The community is now plagued with empty houses, dilapidated apartments that board the elementary school, ditches and a lot of trees, which block her view of the elementary school.
"It was trees (and) bushes. I couldn't see anything," she said. It's too dangerous for these kids to be walking up Shady Lane. There are no sidewalks. They don't have anywhere to walk."
Robinson said the blight has had a significant effect on the self-esteem of the children who attend Wilkins and live in the neighborhood.
"It doesn't give them confidence on what the future holds for them," she said. "It's a devastating thing to pass by places and walk by places that you're afraid of."
She said Leadership Next Generation Plus helped clear the trees blocking the school. Now that she can see the children walking home from school, she feels safer.
With the addition of the mural, she hopes it will get people's attention.
"It's beautiful," Robinson said. "I hope it will remind them that we have children growing up in the community, and we want them to have the best outlook on life, and it starts at the ages they are now."
The Chatter of Children
Martha Alexander said she sees the art as transformative and therapeutic. She said she has already noticed the mural's impact on the children and the community as residents have been keeping their lawns cleaner and picking up trash.
"The sounds I hear on the playground now indicate that they enjoy being out there. I never heard the chatter of children the way I hear it now," she said.
Alexander hopes that next year they can get the students to participate in the transformation process and add their artistic view to the wall themselves.

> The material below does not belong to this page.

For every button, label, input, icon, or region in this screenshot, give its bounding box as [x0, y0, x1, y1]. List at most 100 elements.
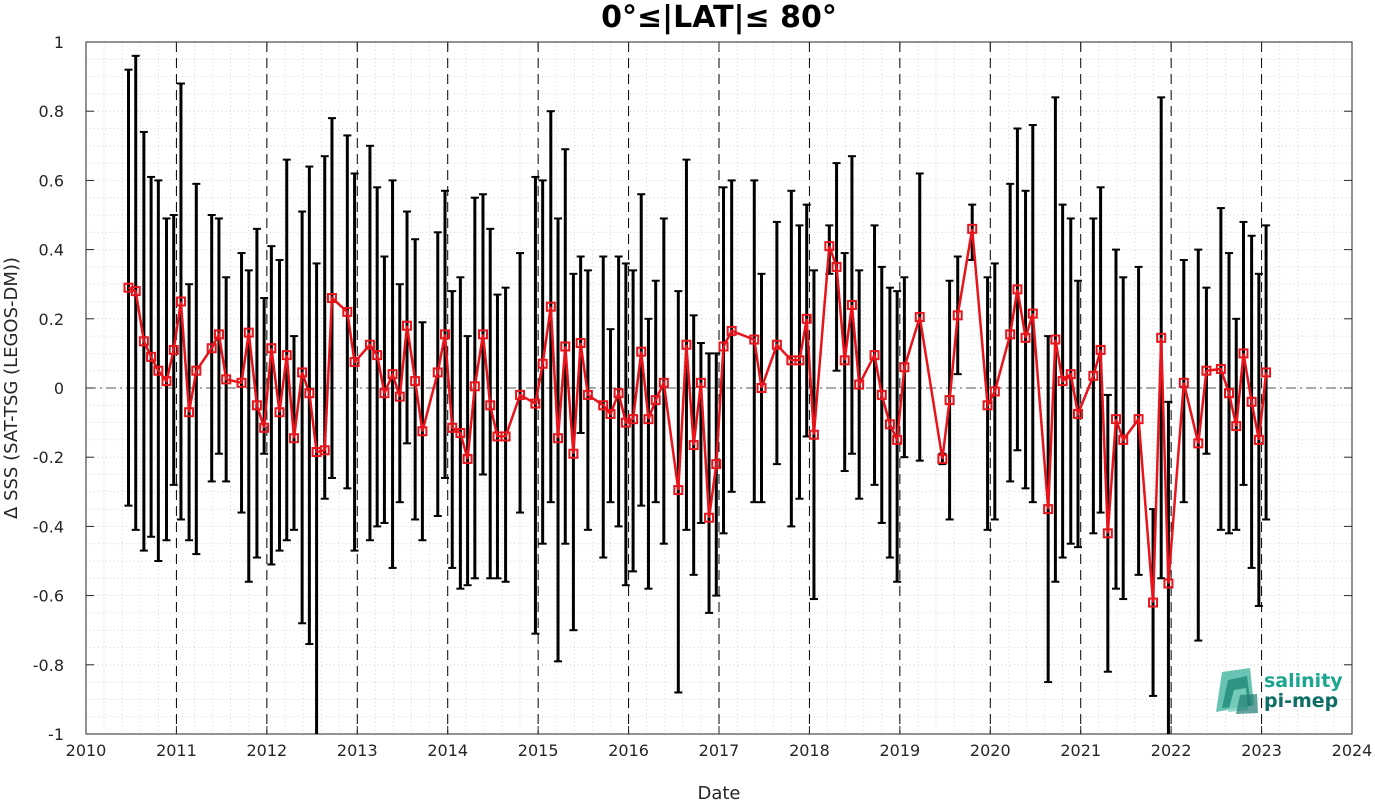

"For the students, I hope they realize that despite the fact that they live in a blighted area or come from blighted areas, they can see a thing of beauty in their midst and learn to appreciate that," she said.

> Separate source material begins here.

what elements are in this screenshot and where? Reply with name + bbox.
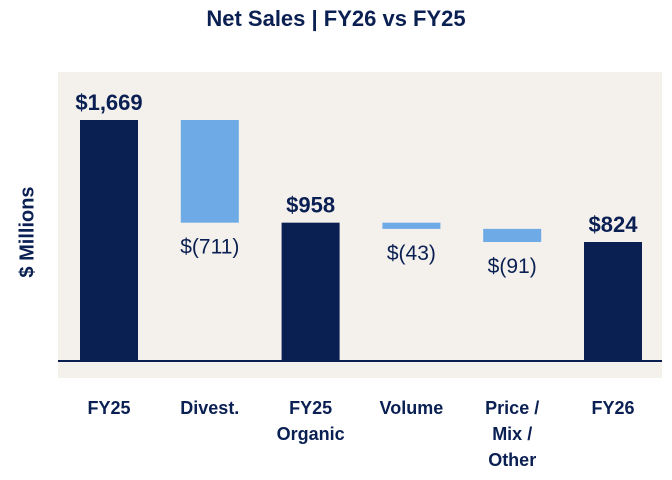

Childers loved that his artwork could have a positive effect on the community and children, especially since he gives credit to art for helping him through some tough moments in his life.
"From my standpoint, these are just regular people living in these neighborhoods. These are just people who want to do their best and want to live in the best opportunities like everyone," he said.
"To see people like this that come to their school, it gives them a lot of hope," Robinson said of Childers. "That we do have a chance in life."
Email city reporting intern Aliyah Veal at [email protected].
CORRECTION: In the original version of this story, one of our captions said Eli Childers' mural is at Watkins Elementary School. It's actually at Wilkins. The Jackson Free Press apologizes for this error.